A new study has revealed that children of displaced families from Hurricanes Katrina and Rita have serious health and mental ailments. The report, released by the New York-based Children’s Health Fund, reviewed medical records of 261 children who lived in a federally-funded Baton Rouge trailer park until early summer. This is the first in-depth review of children’s medical and mental health after the catastrophic storms in 2005 that displaced thousands of families throughout the Gulf Coast.
After Katrina, the Children’s Health Fund, a non-profit group that provides health care to children, dispatched mobile clinics across the Gulf Coast, including one outside Renaissance Village in Baton Rouge, then the largest Federal Emergency Management Agency trailer park in the region. The Children’s Health Fund used medical data gathered from that clinic to conduct the survey, according to Irwin Redlener, president of the group and the study’s author. One of the most alarming findings: 41% of children younger than four were diagnosed with iron-deficiency anemia, more than double the rate of children living in New York City homeless shelters. This appears to be a very big problem that has not been focused on at all in the Gulf Coast.
Dr. Heidi Sinclair, a Baton Rouge pediatrician who helped run the Children’s Health Fund clinic there, says she saw disturbingly high rates of respiratory problems and skin rashes among children. Dr. Sinclair said that when she began testing for iron-deficiency ‘ a condition that can lead to fatigue, attention-deficit disorder and skin ailments ‘ she thought the machines used to test were malfunctioning because the rates were so consistently high.

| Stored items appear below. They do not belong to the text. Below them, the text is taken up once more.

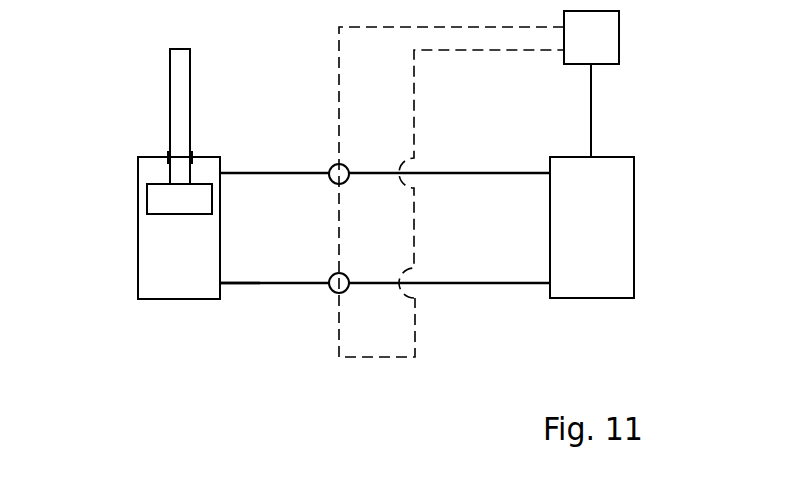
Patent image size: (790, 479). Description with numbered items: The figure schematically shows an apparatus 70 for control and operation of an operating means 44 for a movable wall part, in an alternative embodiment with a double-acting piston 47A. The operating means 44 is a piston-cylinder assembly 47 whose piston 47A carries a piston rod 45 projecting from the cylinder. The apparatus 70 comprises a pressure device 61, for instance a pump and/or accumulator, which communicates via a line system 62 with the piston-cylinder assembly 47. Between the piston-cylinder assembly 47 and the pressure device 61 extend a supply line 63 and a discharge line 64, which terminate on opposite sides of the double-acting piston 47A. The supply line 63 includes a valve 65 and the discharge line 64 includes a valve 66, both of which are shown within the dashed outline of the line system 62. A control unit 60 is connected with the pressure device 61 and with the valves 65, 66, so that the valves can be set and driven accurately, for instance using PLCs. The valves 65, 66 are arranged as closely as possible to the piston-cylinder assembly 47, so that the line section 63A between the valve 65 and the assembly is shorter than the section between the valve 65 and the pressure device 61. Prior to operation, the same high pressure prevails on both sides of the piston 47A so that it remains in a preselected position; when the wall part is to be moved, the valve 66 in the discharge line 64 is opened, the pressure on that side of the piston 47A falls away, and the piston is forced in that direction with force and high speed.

The operating means 44 is at (142, 318).
The piston rod 45 is at (178, 116).
The piston-cylinder assembly 47 is at (138, 269).
The double-acting piston 47A is at (158, 199).
The control unit 60 is at (608, 37).
The pressure device 61 is at (621, 228).
The line system 62 is at (464, 296).
The supply line 63 is at (512, 283).
The line section 63A is at (239, 283).
The discharge line 64 is at (512, 173).
The valve 65 is at (309, 342).
The valve 66 is at (309, 116).
The apparatus 70 is at (631, 129).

She says, “the main problem is there’s been such a lack of stability.” This year, the Centers for Disease Control and Prevention said it would launch a long-term study of children who resided in federally-issued trailers and mobile homes in Louisiana and Mississippi, hundreds of which were found to have high levels of toxins, such as formaldehyde.
After Renaissance Village was emptied this summer, the children and their families relocated to permanent or other temporary housing. There are still at least 9,300 families in trailers and 1,600 in hotel rooms across the Gulf Coast, according to FEMA. It’s said that the children in the Children’s Health Fund study are probably some of the sickest of the estimated 30,000 children living in trailers and temporary housing in the region. Many other displaced children could experience similar symptoms. There is no telling how many children have been affected. Many of the children have not been seen by a doctor or been tested.